Primitive of Logarithm of x

Theorem

$\ds \int \ln x \rd x = x \ln x - x + C$

Corollary

$\ds \int \map \ln {1 - x} \rd x = \paren {x - 1} \map \ln {1 - x} - x + C$

Proof 1

With a view to expressing the primitive in the form:

$\ds \int u \frac {\d v} {\d x} \rd x = u v - \int v \frac {\d u} {\d x} \rd x$

let:

 $\ds u$ $=$ $\ds \ln x$ $\ds \leadsto \ \$ $\ds \frac {\d u} {\d x}$ $=$ $\ds \frac 1 x$ Derivative of $\ln x$

and let:

 $\ds \frac {\d v} {\d x}$ $=$ $\ds 1$ $\ds \leadsto \ \$ $\ds v$ $=$ $\ds x$ Primitive of Constant

Then:

 $\ds \int \ln x \rd x$ $=$ $\ds x \ln x - \int x \paren {\frac 1 x} \rd x + C$ Integration by Parts $\ds$ $=$ $\ds x \ln x - \int \rd x + C$ simplifying $\ds$ $=$ $\ds x \ln x - x + C$ Primitive of Constant

$\blacksquare$

Proof 2

Note that we have:

 $\ds \int_0^1 \ln x \rd x$ $=$ $\ds \int_0^1 x^0 \paren {\ln x}^1 \rd x$ $\ds$ $=$ $\ds \frac {\paren {-1}^1 \map \Gamma 2} {1^2}$ Definite Integral from $0$ to $1$ of $x^m \paren {\ln x}^n$ $\ds$ $=$ $\ds -1$ Gamma Function Extends Factorial

We therefore have:

 $\ds -1$ $=$ $\ds \int_0^1 \ln x \rd x$ $\ds$ $=$ $\ds \frac 1 a \int_0^a \map \ln {\frac u a} \rd u$ substituting $x = \dfrac u a$ where $a > 0$ $\ds$ $=$ $\ds \frac 1 a \int_0^a \paren {\ln u - \ln a} \rd u$ Difference of Logarithms $\ds$ $=$ $\ds \frac 1 a \int_0^a \ln u \rd u - \ln a$ Primitive of Constant, Fundamental Theorem of Calculus

giving:

$\ds \frac 1 a \int_0^a \ln u \rd u = \ln a - 1$

so:

$\ds \int_0^a \ln u \rd u = a \ln a - a$

for all real $a > 0$.

By Fundamental Theorem of Calculus: First Part, we have that:

$x \ln x - x$ is a primitive of $\ln x$ on $x > 0$.

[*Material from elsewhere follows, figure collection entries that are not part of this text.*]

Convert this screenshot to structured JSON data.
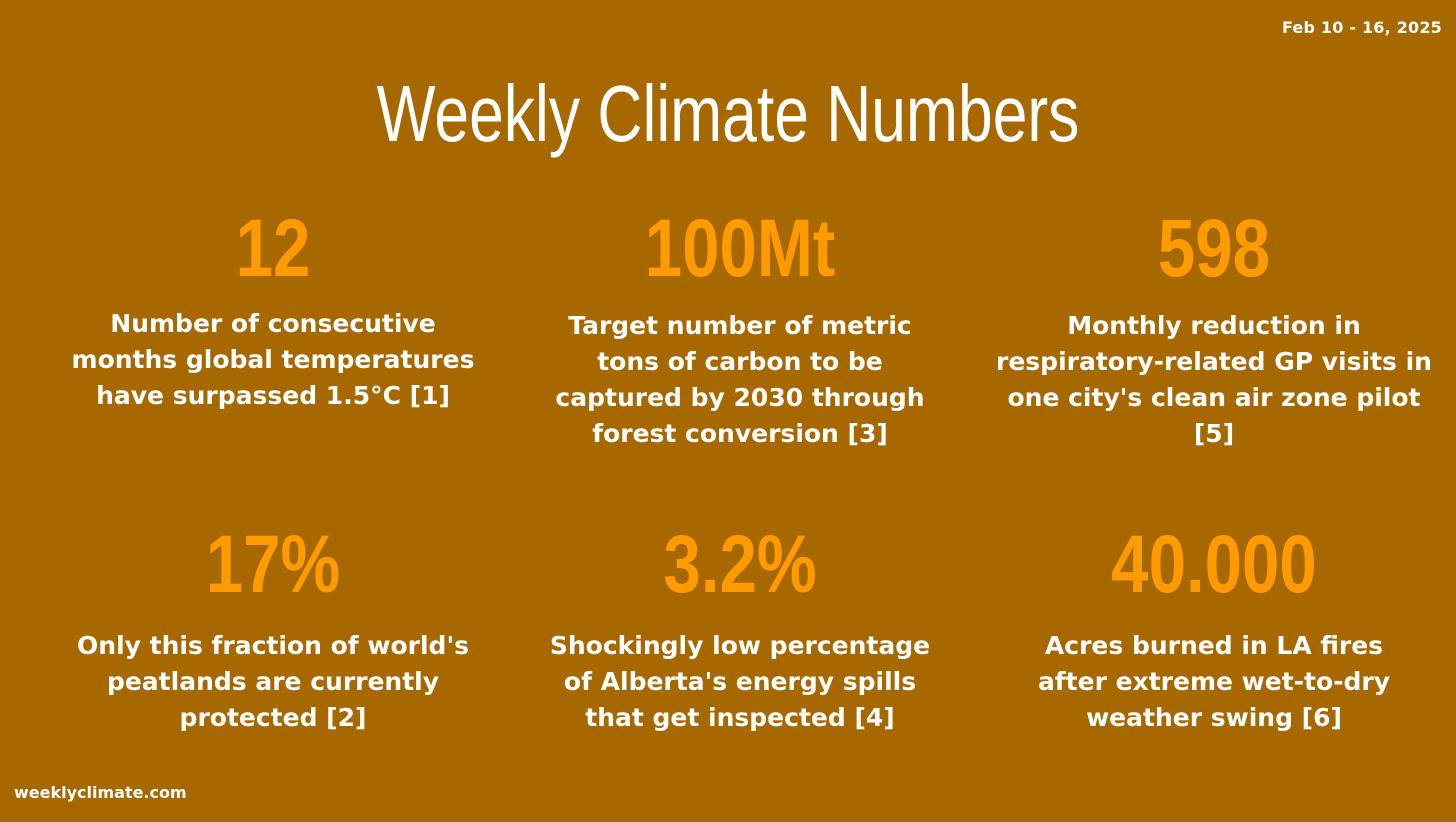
{
  "header": {
    "date_range": "Feb 10 - 16, 2025",
    "title": "Weekly Climate Numbers"
  },
  "stats": [
    {
      "value": "12",
      "description": "Number of consecutive months global temperatures have surpassed 1.5°C [1]"
    },
    {
      "value": "100Mt",
      "description": "Target number of metric tons of carbon to be captured by 2030 through forest conversion [3]"
    },
    {
      "value": "598",
      "description": "Monthly reduction in respiratory-related GP visits in one city's clean air zone pilot [5]"
    },
    {
      "value": "17%",
      "description": "Only this fraction of world's peatlands are currently protected [2]"
    },
    {
      "value": "3.2%",
      "description": "Shockingly low percentage of Alberta's energy spills that get inspected [4]"
    },
    {
      "value": "40.000",
      "description": "Acres burned in LA fires after extreme wet-to-dry weather swing [6]"
    }
  ],
  "footer": {
    "site": "weeklyclimate.com"
  },
  "colors": {
    "background": "#a86800",
    "value_accent": "#ff9a00",
    "text": "#ffffff"
  }
}
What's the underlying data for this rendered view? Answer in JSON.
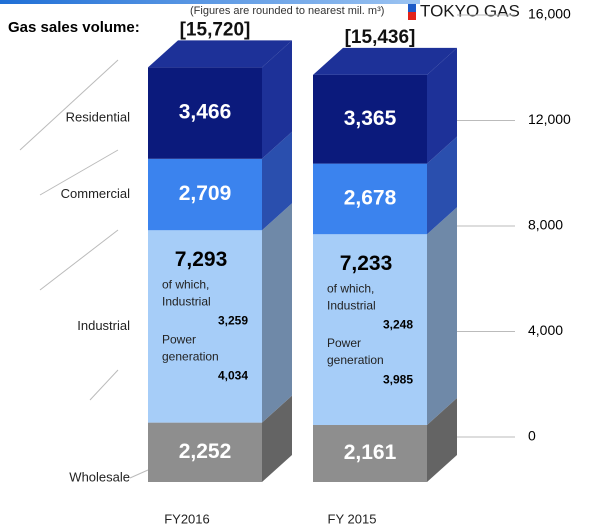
{
  "chart_data": {
    "type": "stacked-bar-3d",
    "title": "Gas sales volume:",
    "subtitle": "(Figures are rounded to nearest mil. m³)",
    "logo": "TOKYO GAS",
    "categories": [
      "FY2016",
      "FY 2015"
    ],
    "series": [
      {
        "name": "Wholesale",
        "color": "#8e8e8e",
        "side_color": "#646464",
        "label_color": "#ffffff",
        "values": [
          2252,
          2161
        ],
        "value_labels": [
          "2,252",
          "2,161"
        ]
      },
      {
        "name": "Industrial",
        "color": "#a6cdf8",
        "side_color": "#6f89a8",
        "label_color": "#000000",
        "values": [
          7293,
          7233
        ],
        "value_labels": [
          "7,293",
          "7,233"
        ],
        "breakdown_prefix": "of which,",
        "breakdown": [
          {
            "name": "Industrial",
            "values": [
              3259,
              3248
            ],
            "value_labels": [
              "3,259",
              "3,248"
            ]
          },
          {
            "name": "Power generation",
            "values": [
              4034,
              3985
            ],
            "value_labels": [
              "4,034",
              "3,985"
            ]
          }
        ]
      },
      {
        "name": "Commercial",
        "color": "#3b83ee",
        "side_color": "#2a4fae",
        "label_color": "#ffffff",
        "values": [
          2709,
          2678
        ],
        "value_labels": [
          "2,709",
          "2,678"
        ]
      },
      {
        "name": "Residential",
        "color": "#0b1a7c",
        "side_color": "#1d3198",
        "label_color": "#ffffff",
        "values": [
          3466,
          3365
        ],
        "value_labels": [
          "3,466",
          "3,365"
        ]
      }
    ],
    "totals": [
      15720,
      15436
    ],
    "total_labels": [
      "[15,720]",
      "[15,436]"
    ],
    "ylim": [
      0,
      16000
    ],
    "yticks": [
      {
        "value": 0,
        "label": "0"
      },
      {
        "value": 4000,
        "label": "4,000"
      },
      {
        "value": 8000,
        "label": "8,000"
      },
      {
        "value": 12000,
        "label": "12,000"
      },
      {
        "value": 16000,
        "label": "16,000"
      }
    ],
    "grid": true
  }
}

We therefore conclude that, by Primitives which Differ by Constant:

$\ds \int \ln x \rd x = x \ln x - x + C$

for $x > 0$.

$\blacksquare$

Also presented as

Some sources present this result as:

$\ds \int \ln x \rd x = x \paren {\ln x - 1} + C$